Monday, February 8th, 2010

It’s time to fix the Senate.  The way you fix a howling male dog.

Republican Senator Richard Shelby has put a blanket hold on EVERY one of Obama’s 70 nominations currently on the Senate calendar for confirmation.  Because he can’t get some pork project for Alabama moved through.  Because, yeah, this is clearly what those rules are set up for.

Sen. Richard Shelby (R-AL) has put an extraordinary “blanket hold” on at least 70 nominations President Obama has sent to the Senate, CongressDaily (sub. req.) reports. The hold means no nominations can move forward unless Senate Democrats can secure a 60-member cloture vote to break it, or until Shelby lifts the hold.

According to the report, Shelby is holding Obama’s nominees hostage until a pair of lucrative programs that would send billions in taxpayer dollars to his home state get back on track.

A San Diego State University professor and “Congressional expert” told the paper “he knew of no previous use of a blanket hold” in recent history.

This is exactly the problem with our government.  Each senator has too much power.  You wouldn’t dream of writing up a system of government where you have 101 Presidents, yet that’s essentially what we’ve got, where any single Senator with a bone to pick can bring the government to a screeching halt.

Break up the Senate.  Blow up all of their rules.  Get rid of this individual hold BS, and destroy the filibuster so badly that it never ever comes back.  Hell, get rid of the chamber all together…what a waste of breath those people are.  Except for Franken, my all-time second-favorite senator.  He’s cool…and he holds the same seat as my all-time favorite senator: Paul Wellstone.

And Jesus H.  This is the group that thinks they’re going to design a college football playoff system?  I mean, even beyond being a waste of their time, I can’t even imagine what a playoff system would look like if it were designed by the same a-holes who crafted the Senate rules.  So let’s see, there’s 8 teams, and one-third of those teams changes every two years, and you have to beat six of the other teams in order to win the championship, and if nobody beats six other teams then there is no champion.  And there’s only a championship held every two years because everybody’s scared to play anybody in the year when the new playoff teams will enter so really there’s hardly ever any change in membership.

Turning The Page

Monday, April 20th, 2009

So, you might remember that Al Franken beat Norm Coleman for one of Minnesota’s Senate seats.  Thanks to funding from Washington Republicans, Franken still hasn’t been seated due to Coleman’s appeals.

To recap, Coleman was up by a mere 215 votes on election night, triggering an automatic recount.  Coleman said that if we were in Franken’s shoes he would concede because “the healing process is so impoatant.”  Screw that noise, Franken said.  After the recount, during which Coleman tried to keep votes from being counted, Franken was up by 225 and declared the victor.

Then Coleman, despite his earlier rhetoric, appealed.  And, naturally, during the court appeal reversed course and tried to get some 4,000+ rejected ballots counted.  The court decided that 351 of them had been, indeed, improperly rejected.  So they were opened and counted.  The results?

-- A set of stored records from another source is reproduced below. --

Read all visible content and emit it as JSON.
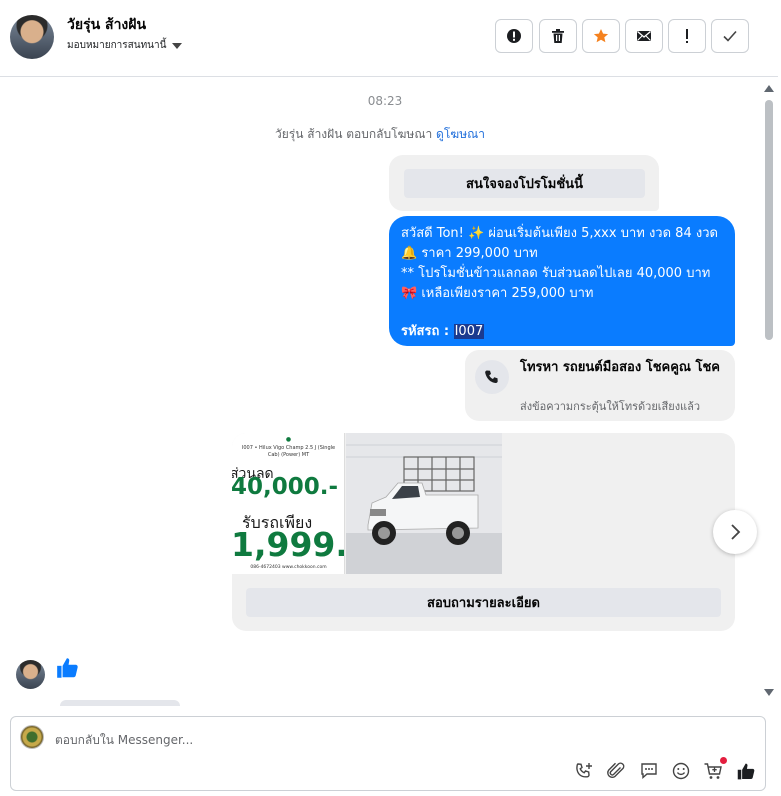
{
  "header": {
    "contact_name": "วัยรุ่น ส้างฝัน",
    "assignee": "มอบหมายการสนทนานี้",
    "actions": [
      "report-icon",
      "trash-icon",
      "star-icon",
      "mail-icon",
      "exclamation-icon",
      "check-icon"
    ],
    "colors": {
      "star": "#f5821f"
    }
  },
  "chat": {
    "time": "08:23",
    "reply_note": "วัยรุ่น ส้างฝัน ตอบกลับโฆษณา",
    "view_ad_link": "ดูโฆษณา",
    "interest_button": "สนใจจองโปรโมชั่นนี้",
    "message": {
      "line1": "สวัสดี Ton! ✨  ผ่อนเริ่มต้นเพียง 5,xxx บาท งวด 84 งวด",
      "line2": "🔔 ราคา 299,000 บาท",
      "line3": "** โปรโมชั่นข้าวแลกลด รับส่วนลดไปเลย 40,000 บาท",
      "line4": "🎀  เหลือเพียงราคา 259,000 บาท",
      "code_label": "รหัสรถ : ",
      "code_value": "I007",
      "color": "#0a7cff"
    },
    "call_card": {
      "title": "โทรหา รถยนต์มือสอง โชคคูณ โชค",
      "subtitle": "ส่งข้อความกระตุ้นให้โทรด้วยเสียงแล้ว"
    },
    "carousel": {
      "promo_top": "I007 • Hilux Vigo Champ 2.5 J (Single Cab) (Power) MT",
      "discount_label": "ส่วนลด",
      "discount_value": "40,000.-",
      "down_label": "รับรถเพียง",
      "down_value": "1,999.-",
      "promo_footer": "086-4672403 www.chokkoon.com",
      "detail_button": "สอบถามรายละเอียด"
    }
  },
  "composer": {
    "placeholder": "ตอบกลับใน Messenger...",
    "tools": [
      "call-plus-icon",
      "attach-icon",
      "quick-reply-icon",
      "emoji-icon",
      "cart-icon",
      "like-icon"
    ]
  }
}
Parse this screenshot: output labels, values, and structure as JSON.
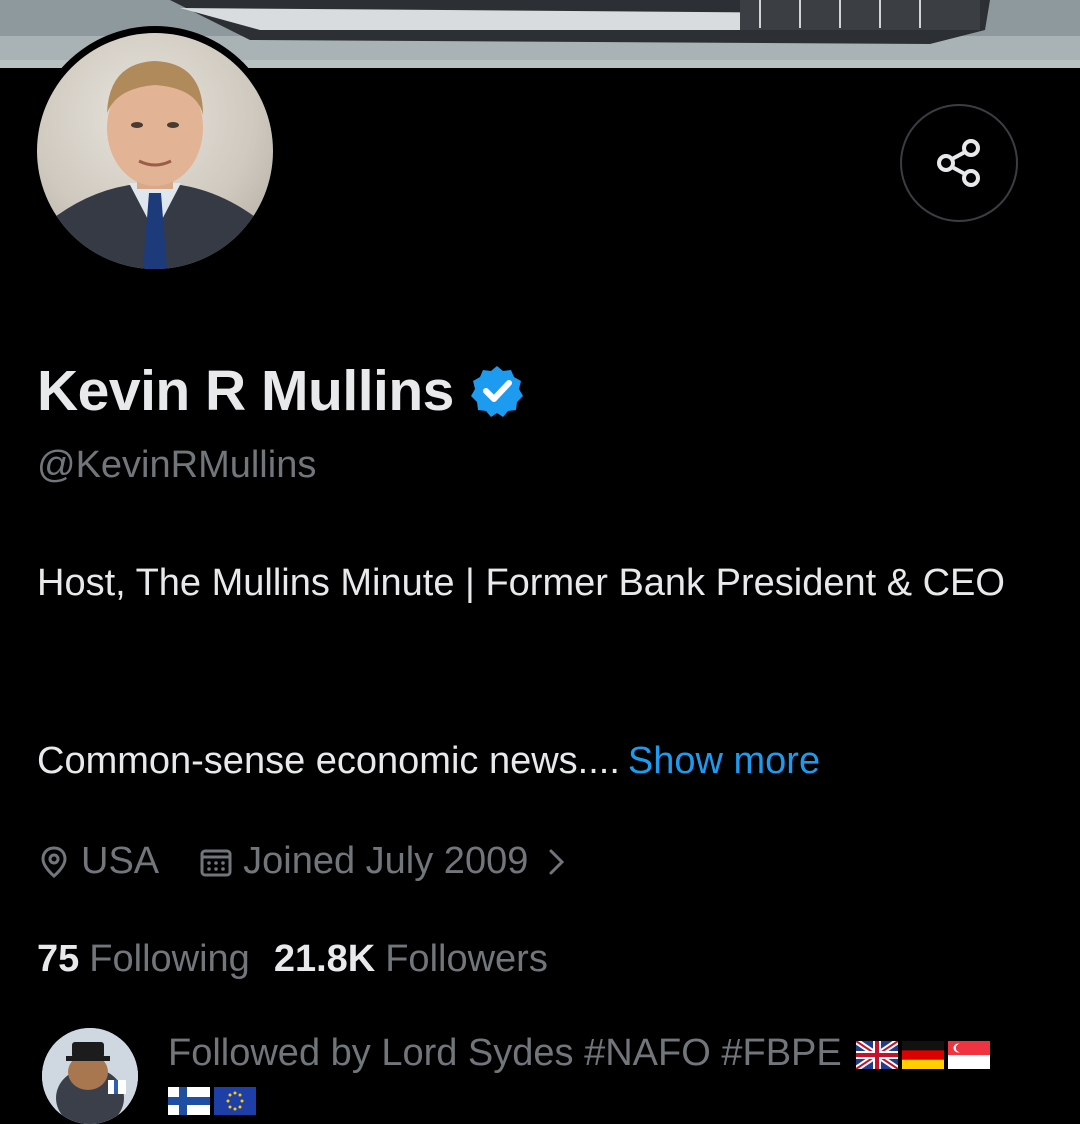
{
  "profile": {
    "name": "Kevin R Mullins",
    "handle": "@KevinRMullins",
    "bio_line1": "Host, The Mullins Minute | Former Bank President & CEO",
    "bio_line2": "Common-sense economic news....",
    "show_more": "Show more",
    "location": "USA",
    "joined": "Joined July 2009"
  },
  "stats": {
    "following_count": "75",
    "following_label": "Following",
    "followers_count": "21.8K",
    "followers_label": "Followers"
  },
  "followed_by": {
    "text": "Followed by Lord Sydes #NAFO #FBPE",
    "flags": [
      "uk-flag",
      "germany-flag",
      "singapore-flag",
      "finland-flag",
      "eu-flag"
    ]
  },
  "colors": {
    "background": "#000000",
    "primary_text": "#e7e9ea",
    "secondary_text": "#71767b",
    "link": "#1d9bf0",
    "verified": "#1d9bf0"
  },
  "icons": [
    "share-icon",
    "verified-badge-icon",
    "location-icon",
    "calendar-icon",
    "chevron-right-icon"
  ]
}
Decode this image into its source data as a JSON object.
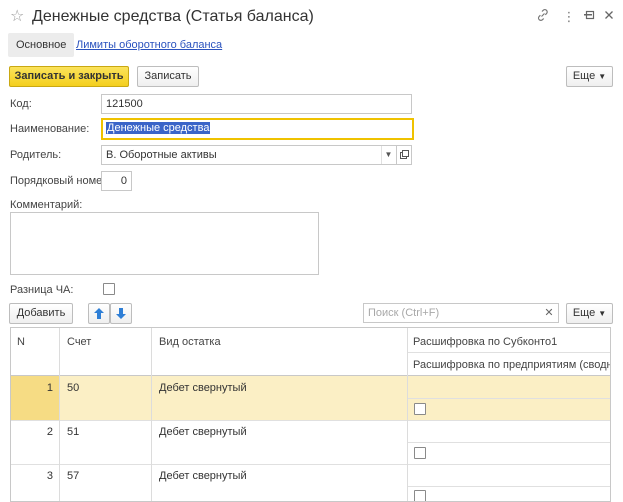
{
  "window": {
    "title": "Денежные средства (Статья  баланса)",
    "icons": [
      "link-icon",
      "more-vertical-icon",
      "minimize-icon",
      "maximize-icon",
      "close-icon"
    ]
  },
  "tabs": [
    {
      "label": "Основное",
      "active": true
    },
    {
      "label": "Лимиты оборотного баланса",
      "active": false
    }
  ],
  "toolbar": {
    "save_close_label": "Записать и закрыть",
    "save_label": "Записать",
    "more_label": "Еще"
  },
  "form": {
    "code_label": "Код:",
    "code_value": "121500",
    "name_label": "Наименование:",
    "name_value": "Денежные средства",
    "parent_label": "Родитель:",
    "parent_value": "В. Оборотные активы",
    "order_label": "Порядковый номер:",
    "order_value": "0",
    "comment_label": "Комментарий:",
    "comment_value": "",
    "diff_label": "Разница ЧА:",
    "diff_checked": false
  },
  "table_toolbar": {
    "add_label": "Добавить",
    "search_placeholder": "Поиск (Ctrl+F)",
    "more_label": "Еще"
  },
  "table": {
    "columns": {
      "n": "N",
      "account": "Счет",
      "balance_type": "Вид остатка",
      "subconto": "Расшифровка по Субконто1",
      "enterprises": "Расшифровка по предприятиям (сводный)"
    },
    "rows": [
      {
        "n": "1",
        "account": "50",
        "balance_type": "Дебет свернутый",
        "selected": true
      },
      {
        "n": "2",
        "account": "51",
        "balance_type": "Дебет свернутый",
        "selected": false
      },
      {
        "n": "3",
        "account": "57",
        "balance_type": "Дебет свернутый",
        "selected": false
      }
    ]
  },
  "colors": {
    "accent_yellow": "#f4cf1e",
    "link_blue": "#2a52be",
    "row_selected": "#fbefc5",
    "arrow_blue": "#2f7fd6"
  }
}
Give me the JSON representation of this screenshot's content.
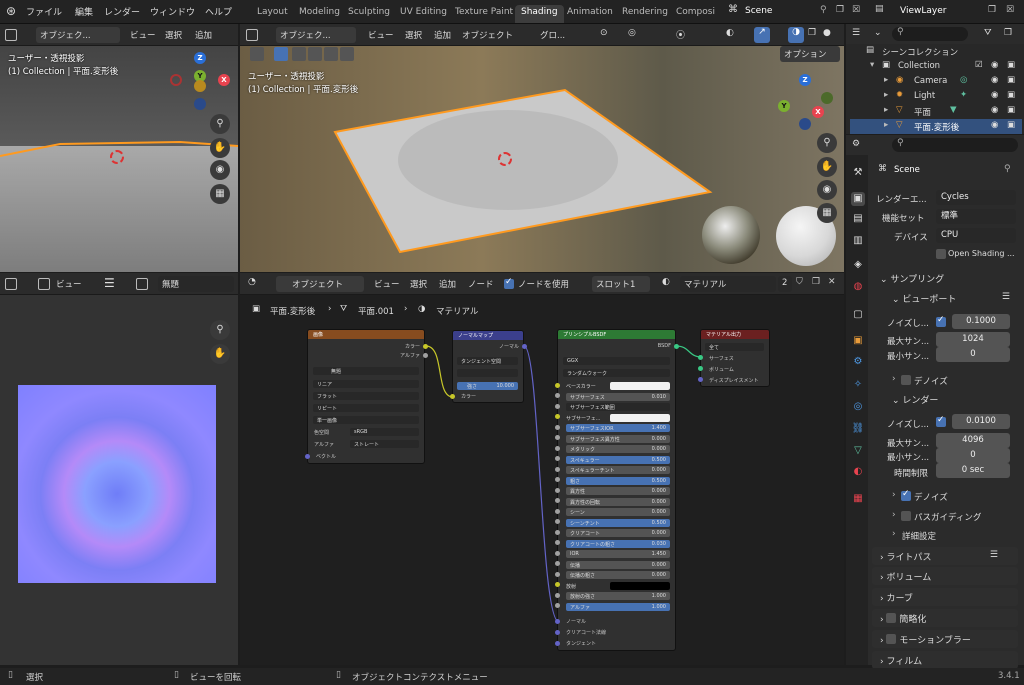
{
  "topbar": {
    "menus": [
      "ファイル",
      "編集",
      "レンダー",
      "ウィンドウ",
      "ヘルプ"
    ],
    "workspaces": [
      "Layout",
      "Modeling",
      "Sculpting",
      "UV Editing",
      "Texture Paint",
      "Shading",
      "Animation",
      "Rendering",
      "Composi"
    ],
    "active_workspace": "Shading",
    "scene_name": "Scene",
    "viewlayer_name": "ViewLayer"
  },
  "viewport_left": {
    "mode": "オブジェク...",
    "menus": [
      "ビュー",
      "選択",
      "追加"
    ],
    "overlay_line1": "ユーザー・透視投影",
    "overlay_line2": "(1) Collection | 平面.変形後"
  },
  "viewport_main": {
    "mode": "オブジェク...",
    "menus": [
      "ビュー",
      "選択",
      "追加",
      "オブジェクト"
    ],
    "transform": "グロ...",
    "options": "オプション",
    "overlay_line1": "ユーザー・透視投影",
    "overlay_line2": "(1) Collection | 平面.変形後"
  },
  "image_editor": {
    "menu": "ビュー",
    "image_name": "無題"
  },
  "node_editor": {
    "mode": "オブジェクト",
    "menus": [
      "ビュー",
      "選択",
      "追加",
      "ノード"
    ],
    "use_nodes_label": "ノードを使用",
    "slot": "スロット1",
    "material": "マテリアル",
    "user_count": "2",
    "breadcrumb": [
      "平面.変形後",
      "平面.001",
      "マテリアル"
    ]
  },
  "nodes": {
    "image": {
      "title": "画像",
      "out_color": "カラー",
      "out_alpha": "アルファ",
      "image_name": "無題",
      "interp": "リニア",
      "projection": "フラット",
      "extension": "リピート",
      "source": "単一画像",
      "colorspace_label": "色空間",
      "colorspace": "sRGB",
      "alpha_label": "アルファ",
      "alpha_mode": "ストレート",
      "in_vector": "ベクトル"
    },
    "normalmap": {
      "title": "ノーマルマップ",
      "out_normal": "ノーマル",
      "space": "タンジェント空間",
      "strength_label": "強さ",
      "strength": "10.000",
      "in_color": "カラー"
    },
    "principled": {
      "title": "プリンシプルBSDF",
      "out_bsdf": "BSDF",
      "distribution": "GGX",
      "subsurface_method": "ランダムウォーク",
      "rows": [
        {
          "label": "ベースカラー",
          "value": "",
          "kind": "color"
        },
        {
          "label": "サブサーフェス",
          "value": "0.010",
          "kind": "num"
        },
        {
          "label": "サブサーフェス範囲",
          "value": "",
          "kind": "drop"
        },
        {
          "label": "サブサーフェ...",
          "value": "",
          "kind": "color"
        },
        {
          "label": "サブサーフェスIOR",
          "value": "1.400",
          "kind": "blue"
        },
        {
          "label": "サブサーフェス異方性",
          "value": "0.000",
          "kind": "num"
        },
        {
          "label": "メタリック",
          "value": "0.000",
          "kind": "num"
        },
        {
          "label": "スペキュラー",
          "value": "0.500",
          "kind": "blue"
        },
        {
          "label": "スペキュラーチント",
          "value": "0.000",
          "kind": "num"
        },
        {
          "label": "粗さ",
          "value": "0.500",
          "kind": "blue"
        },
        {
          "label": "異方性",
          "value": "0.000",
          "kind": "num"
        },
        {
          "label": "異方性の回転",
          "value": "0.000",
          "kind": "num"
        },
        {
          "label": "シーン",
          "value": "0.000",
          "kind": "num"
        },
        {
          "label": "シーンチント",
          "value": "0.500",
          "kind": "blue"
        },
        {
          "label": "クリアコート",
          "value": "0.000",
          "kind": "num"
        },
        {
          "label": "クリアコートの粗さ",
          "value": "0.030",
          "kind": "blue"
        },
        {
          "label": "IOR",
          "value": "1.450",
          "kind": "num"
        },
        {
          "label": "伝播",
          "value": "0.000",
          "kind": "num"
        },
        {
          "label": "伝播の粗さ",
          "value": "0.000",
          "kind": "num"
        },
        {
          "label": "放射",
          "value": "",
          "kind": "black"
        },
        {
          "label": "放射の強さ",
          "value": "1.000",
          "kind": "num"
        },
        {
          "label": "アルファ",
          "value": "1.000",
          "kind": "blue"
        }
      ],
      "in_normal": "ノーマル",
      "in_clearcoat_normal": "クリアコート法線",
      "in_tangent": "タンジェント"
    },
    "output": {
      "title": "マテリアル出力",
      "target": "全て",
      "in_surface": "サーフェス",
      "in_volume": "ボリューム",
      "in_displacement": "ディスプレイスメント"
    }
  },
  "outliner": {
    "title": "シーンコレクション",
    "items": [
      {
        "label": "Collection",
        "level": 1,
        "icon": "collection-icon"
      },
      {
        "label": "Camera",
        "level": 2,
        "icon": "camera-icon"
      },
      {
        "label": "Light",
        "level": 2,
        "icon": "light-icon"
      },
      {
        "label": "平面",
        "level": 2,
        "icon": "mesh-icon"
      },
      {
        "label": "平面.変形後",
        "level": 2,
        "icon": "mesh-icon",
        "selected": true
      }
    ]
  },
  "properties": {
    "scene": "Scene",
    "render_engine_label": "レンダーエ...",
    "render_engine": "Cycles",
    "feature_set_label": "機能セット",
    "feature_set": "標準",
    "device_label": "デバイス",
    "device": "CPU",
    "open_shading": "Open Shading ...",
    "sampling": "サンプリング",
    "viewport": "ビューポート",
    "noise_threshold_label": "ノイズし...",
    "viewport_noise": "0.1000",
    "max_samples_label": "最大サン...",
    "viewport_max": "1024",
    "min_samples_label": "最小サン...",
    "viewport_min": "0",
    "denoise": "デノイズ",
    "render": "レンダー",
    "render_noise": "0.0100",
    "render_max": "4096",
    "render_min": "0",
    "time_limit_label": "時間制限",
    "time_limit": "0 sec",
    "render_denoise": "デノイズ",
    "path_guiding": "パスガイディング",
    "advanced": "詳細設定",
    "light_paths": "ライトパス",
    "volumes": "ボリューム",
    "curves": "カーブ",
    "simplify": "簡略化",
    "motion_blur": "モーションブラー",
    "film": "フィルム"
  },
  "statusbar": {
    "select": "選択",
    "rotate": "ビューを回転",
    "context": "オブジェクトコンテクストメニュー",
    "version": "3.4.1"
  },
  "colors": {
    "accent": "#4772b3",
    "node_image_header": "#874c1f",
    "node_vector_header": "#3b3f8c",
    "node_shader_header": "#2d7a34",
    "node_output_header": "#6b2020",
    "selection_orange": "#ff9a1f"
  }
}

Franken 198, Coleman 111, Other 42 (there was a strong third-party candidate in this election, as there has been in most statewide elections in Minnesota since Ventura’s success).  So now Franken leads by 312.  Nice appeal there, Normie.

Of course, Coleman is taking the appeal to the state Supreme Court while 63% of Minnesotans say he should concede and newspapers that endorsed him during the campaign are calling on him to do the same.

To those ends, the DNC is asking supporters to post these fliers all over the state.  Here’s my part:

Coleman has never done anything good.  St. Paul was a miserable, miserable place under his reign as mayor, making its fantastic comebackas a place you would actually want to go only after he left.  He lost in the gubenatorial race to Jesse Ventura, then served as Bush’s lap dog in the Senate for years.   His accomplishments amount to zilch…how he has risen this far in life is beyond me.  Thankfully he won’t be around much longer.